Water from Fremont Lake is gravity-fed to the Pinedale water treatment facility, where it is treated with chlorine and an ultraviolet system. The water is not filtered to remove larger particles. However, the chlorine and ultraviolet treatments kill the fecal coliform.
In order to be certified, the town must test the water in Fremont Lake and regularly submit samples. The town must also test water after it’s treated and at random locations as it leaves faucets.
Fecal coliform is a bacteria found in the intestines of warm-blooded animals. Tests are also done for giardia and Cryptosporidium parasites.
On July 25, tests showed the water tested positive for 3 FCU; on July 31 that had jumped to 229.
In an email to Pinedale’s staff and council members, Mayor Matt Murdock called that “strike one of 5.” By Aug. 1 that number rose to 618 FCU – strike two of six.

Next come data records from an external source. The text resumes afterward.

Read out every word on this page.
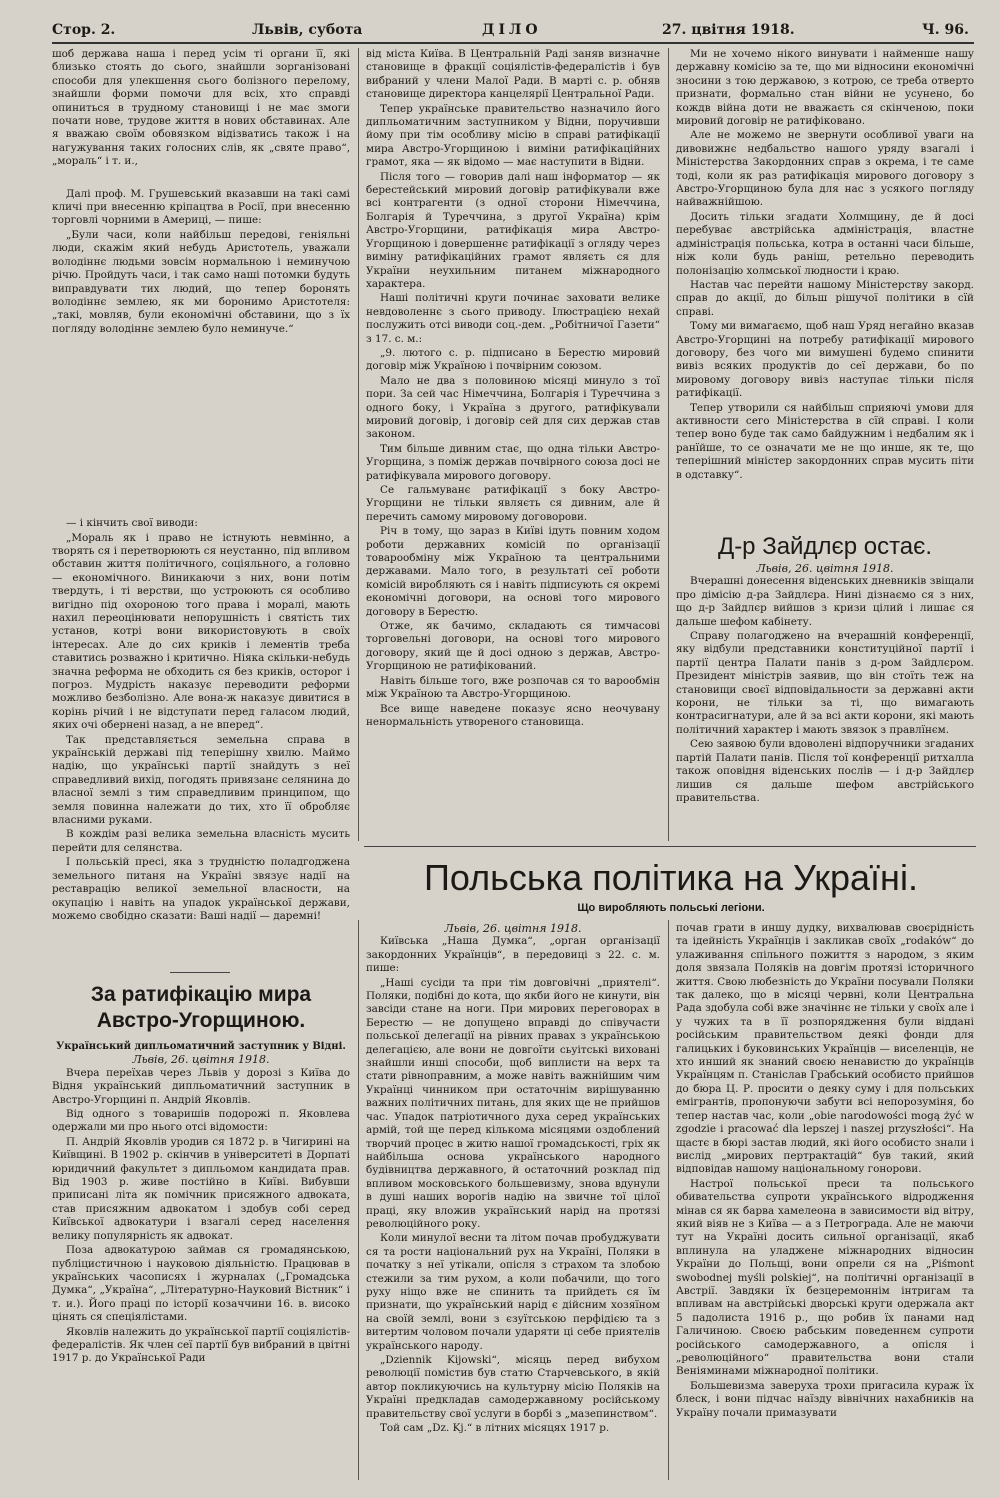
Стор. 2.	Львів, субота	ДІЛО	27. цвітня 1918.	Ч. 96.

шоб держава наша і перед усім ті органи її, які близько стоять до сього, знайшли зорганізовані способи для улекшення сього болізного перелому, знайшли форми помочи для всіх, хто справді опиниться в трудному становищі і не має змоги почати нове, трудове життя в нових обставинах. Але я вважаю своїм обовязком відізватись також і на нагужування таких голосних слів, як „святе право“, „мораль“ і т. и.,

Далі проф. М. Грушевський вказавши на такі самі кличі при внесенню кріпацтва в Росії, при внесенню торговлі чорними в Америці, — пише:

„Були часи, коли найбільш передові, геніяльні люди, скажім який небудь Аристотель, уважали володіннє людьми зовсім нормальною і неминучою річю. Пройдуть часи, і так само наші потомки будуть виправдувати тих людий, що тепер боронять володіннє землею, як ми боронимо Аристотеля: „такі, мовляв, були економічні обставини, що з їх погляду володіннє землею було неминуче.“

— і кінчить свої виводи:

„Мораль як і право не істнують невмінно, а творять ся і перетворюють ся неустанно, під впливом обставин життя політичного, соціяльного, а головно — економічного. Виникаючи з них, вони потім твердуть, і ті верстви, що устроюють ся особливо вигідно під охороною того права і моралі, мають нахил переоцінювати непорушність і святість тих установ, котрі вони використовують в своїх інтересах. Але до сих криків і лементів треба ставитись розважно і критично. Ніяка скільки-небудь значна реформа не обходить ся без криків, осторог і погроз. Мудрість наказує переводити реформи можливо безболізно. Але вона-ж наказує дивитися в корінь річий і не відступати перед галасом людий, яких очі обернені назад, а не вперед“.

Так представляється земельна справа в українській державі під теперішну хвилю. Маймо надію, що українські партії знайдуть з неї справедливий вихід, погодять привязанє селянина до власної землі з тим справедливим принципом, що земля повинна належати до тих, хто її обробляє власними руками.

В кождім разі велика земельна власність мусить перейти для селянства.

І польській пресі, яка з трудністю поладгоджена земельного питаня на Україні звязує надії на реставрацію великої земельної власности, на окупацію і навіть на упадок української держави, можемо свобідно сказати: Ваші надії — даремні!

За ратифікацію мира Австро-Угорщиною.
Український дипльоматичний заступник у Відні.
Львів, 26. цвітня 1918.

Вчера переїхав через Львів у дорозі з Київа до Відня український дипльоматичний заступник в Австро-Угорщині п. Андрій Яковлів.

Від одного з товаришів подорожі п. Яковлева одержали ми про нього отсі відомости:

П. Андрій Яковлів уродив ся 1872 р. в Чигирині на Київщині. В 1902 р. скінчив в університеті в Дорпаті юридичний факультет з дипльомом кандидата прав. Від 1903 р. живе постійно в Київі. Вибувши приписані літа як помічник присяжного адвоката, став присяжним адвокатом і здобув собі серед Київської адвокатури і взагалі серед населення велику популярність як адвокат.

Поза адвокатурою займав ся громадянською, публіцистичною і науковою діяльністю. Працював в українських часописях і журналах („Громадська Думка“, „Україна“, „Літературно-Науковий Вістник“ і т. и.). Його праці по історії козаччини 16. в. високо цінять ся спеціялістами.

Яковлів належить до української партії соціялістів-федералістів. Як член сеї партії був вибраний в цвітні 1917 р. до Української Ради

від міста Київа. В Центральній Раді заняв визначне становище в фракції соціялістів-федералістів і був вибраний у члени Малої Ради. В марті с. р. обняв становище директора канцелярії Центральної Ради.

Тепер українське правительство назначило його дипльоматичним заступником у Відни, поручивши йому при тім особливу місію в справі ратифікації мира Австро-Угорщиною і виміни ратифікаційних грамот, яка — як відомо — має наступити в Відни.

Після того — говорив далі наш інформатор — як берестейський мировий договір ратифікували вже всі контрагенти (з одної сторони Німеччина, Болгарія й Туреччина, з другої Україна) крім Австро-Угорщини, ратифікація мира Австро-Угорщиною і довершеннє ратифікації з огляду через виміну ратифікаційних грамот являєть ся для України неухильним питанем міжнародного характера.

Наші політичні круги починає заховати велике невдоволеннє з сього приводу. Ілюстрацією нехай послужить отсі виводи соц.-дем. „Робітничої Газети“ з 17. с. м.:

„9. лютого с. р. підписано в Берестю мировий договір між Україною і почвірним союзом.

Мало не два з половиною місяці минуло з тої пори. За сей час Німеччина, Болгарія і Туреччина з одного боку, і Україна з другого, ратифікували мировий договір, і договір сей для сих держав став законом.

Тим більше дивним стає, що одна тільки Австро-Угорщина, з поміж держав почвірного союза досі не ратифікувала мирового договору.

Се гальмуванє ратифікації з боку Австро-Угорщини не тільки являєть ся дивним, але й перечить самому мировому договорови.

Річ в тому, що зараз в Київі ідуть повним ходом роботи державних комісій по організації товарообміну між Україною та центральними державами. Мало того, в результаті сеї роботи комісій виробляють ся і навіть підписують ся окремі економічні договори, на основі того мирового договору в Берестю.

Отже, як бачимо, складають ся тимчасові торговельні договори, на основі того мирового договору, який ще й досі одною з держав, Австро-Угорщиною не ратифікований.

Навіть більше того, вже розпочав ся то варообмін між Україною та Австро-Угорщиною.

Все вище наведене показує ясно неочувану ненормальність утвореного становища.

Ми не хочемо нікого винувати і найменше нашу державну комісію за те, що ми відносини економічні зносини з тою державою, з котрою, се треба отверто признати, формально стан війни не усунено, бо кождв війна доти не вважаєть ся скінченою, поки мировий договір не ратифіковано.

Але не можемо не звернути особливої уваги на дивовижнє недбальство нашого уряду взагалі і Міністерства Закордонних справ з окрема, і те саме тоді, коли як раз ратифікація мирового договору з Австро-Угорщиною була для нас з усякого погляду найважнійшою.

Досить тільки згадати Холмщину, де й досі перебуває австрійська адміністрація, властне адміністрація польська, котра в останні часи більше, ніж коли будь раніш, ретельно переводить полонізацію холмської людности і краю.

Настав час перейти нашому Міністерству закорд. справ до акції, до більш рішучої політики в сїй справі.

Тому ми вимагаємо, щоб наш Уряд негайно вказав Австро-Угорщині на потребу ратифікації мирового договору, без чого ми вимушені будемо спинити вивіз всяких продуктів до сеї держави, бо по мировому договору вивіз наступає тільки після ратифікації.

Тепер утворили ся найбільш сприяючі умови для активности сего Міністерства в сїй справі. І коли тепер воно буде так само байдужним і недбалим як і ранїйше, то се означати ме не що инше, як те, що теперішний міністер закордонних справ мусить піти в одставку“.

Д-р Зайдлєр остає.
Львів, 26. цвітня 1918.

Вчерашні донесення віденських дневників звіщали про дімісію д-ра Зайдлєра. Нині дізнаємо ся з них, що д-р Зайдлєр вийшов з кризи цілий і лишає ся дальше шефом кабінету.

Справу полагоджено на вчерашній конференції, яку відбули представники конституційної партії і партії центра Палати панів з д-ром Зайдлєром. Президент міністрів заявив, що він стоїть теж на становищи своєї відповідальности за державні акти корони, не тільки за ті, що вимагають контрасигнатури, але й за всі акти корони, які мають політичний характер і мають звязок з правлїнєм.

Сею заявою були вдоволені відпоручники згаданих партій Палати панів. Після тої конференції ритхалла також оповідня віденських послів — і д-р Зайдлєр лишив ся дальше шефом австрійського правительства.

Польська політика на Україні.
Що виробляють польські легіони.
Львів, 26. цвітня 1918.

Київська „Наша Думка“, „орган організації закордонних Українців“, в передовиці з 22. с. м. пише:

„Наші сусіди та при тім довговічні „приятелі“. Поляки, подібні до кота, що якби його не кинути, він завсіди стане на ноги. При мирових переговорах в Берестю — не допущено вправді до співучасти польської делегації на рівних правах з українською делегацією, але вони не довгоїти сьуітські виховані знайшли инші способи, щоб виплисти на верх та стати рівноправним, а може навіть важнійшим чим Українці чинником при остаточнім вирішуванню важних політичних питань, для яких ще не прийшов час. Упадок патріотичного духа серед українських армій, той ще перед кількома місяцями оздоблений творчий процес в житю нашої громадськості, гріх як найбільша основа українського народного будівництва державного, й остаточний розклад під впливом московського большевизму, знова вдунули в душі наших ворогів надію на звичне тої цілої праці, яку вложив український нарід на протязі революційного року.

Коли минулої весни та літом почав пробуджувати ся та рости національний рух на Україні, Поляки в початку з неї утікали, опісля з страхом та злобою стежили за тим рухом, а коли побачили, що того руху ніщо вже не спинить та прийдеть ся їм признати, що український нарід є дійсним хозяїном на своїй землі, вони з єзуїтською перфідією та з витертим чоловом почали ударяти ці себе приятелів українського народу.

„Dziennik Kijowski“, місяць перед вибухом революції помістив був статю Старчевського, в якій автор покликуючись на культурну місію Поляків на Україні предкладав самодержавному російському правительству свої услуги в борбі з „мазепинством“.

Той сам „Dz. Kj.“ в літних місяцях 1917 р.

почав грати в иншу дудку, вихвалював своєрідність та ідейність Українців і закликав своїх „rodaków“ до улаживання спільного пожиття з народом, з яким доля звязала Поляків на довгім протязі історичного життя. Свою любезність до України посували Поляки так далеко, що в місяці червні, коли Центральна Рада здобула собі вже значіннє не тільки у своїх але і у чужих та в її розпорядження були віддані російським правительством деякі фонди для галицьких і буковинських Українців — виселенців, не хто инший як знаний своєю ненавистю до українців Українцям п. Станіслав Грабський особисто прийшов до бюра Ц. Р. просити о деяку суму і для польських емігрантів, пропонуючи забути всі непорозуміня, бо тепер настав час, коли „obie narodowości mogą żyć w zgodzie i pracować dla lepszej i naszej przyszłości“. На щастє в бюрі застав людий, які його особисто знали і вислід „мирових пертрактацій“ був такий, який відповідав нашому національному гонорови.

Настрої польської преси та польського обивательства супроти українського відродження мінав ся як барва хамелеона в зависимости від вітру, який віяв не з Київа — а з Петрограда. Але не маючи тут на Україні досить сильної організації, якаб вплинула на уладжене міжнародних відносин України до Польщі, вони опрели ся на „Piśmont swobodnej myśli polskiej“, на політичні організації в Австрії. Завдяки їх безцеремоннім інтригам та впливам на австрійські дворські круги одержала акт 5 падолиста 1916 р., що робив їх панами над Галичиною. Своєю рабським поведеннєм супроти російського самодержавного, а опісля і „революційного“ правительства вони стали Веніяминами міжнародної політики.

Большевизма заверуха трохи пригасила кураж їх блеск, і вони підчас наїзду вівнічних нахабників на Україну почали примазувати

Only one day later on Aug. 2, the number hit a high of 716 FCU. That number did not count against the town, because samples were taken from the entire length of the lake in an attempt to find the source. However, later samples taken after that, while showing declines, still counted as strikes. By Aug. 9, the number had declined to 170, but still counted as strike four.
The next test was delayed to Friday, Aug. 17, the latest possible day to test and see if the downward trend would bring numbers under allowed limits, to save the town from that fifth strike – it did, measuring less than 1 FCU.
The lake continues to be clear of giardia and Cryptosporidium parasites.
Hartman stressed the water remains completely safe to drink. No matter how much bacteria is in the lake, the town’s chlorine and ultraviolet systems ensure the water is OK to drink, he said.
Ironically, the EPA’s required fix, an expensive filtration system, requiring two tanks and special permits on public lands, will not fix the problem of fecal coliform. When the system was initially considered in 2007, the cost was estimated at that time to be $16 million.
Hartman said fecal coliform is so small the bacteria will evade that filtration and still need the chlorine and ultraviolet treatments.
The reason for the filtration requirement, Hartman said, “Bacteria hides behind sediment, which doesn’t apply to Fremont Lake.”
Murdock said. “Obviously, it is a utility; any added costs will have to be passed on to users.”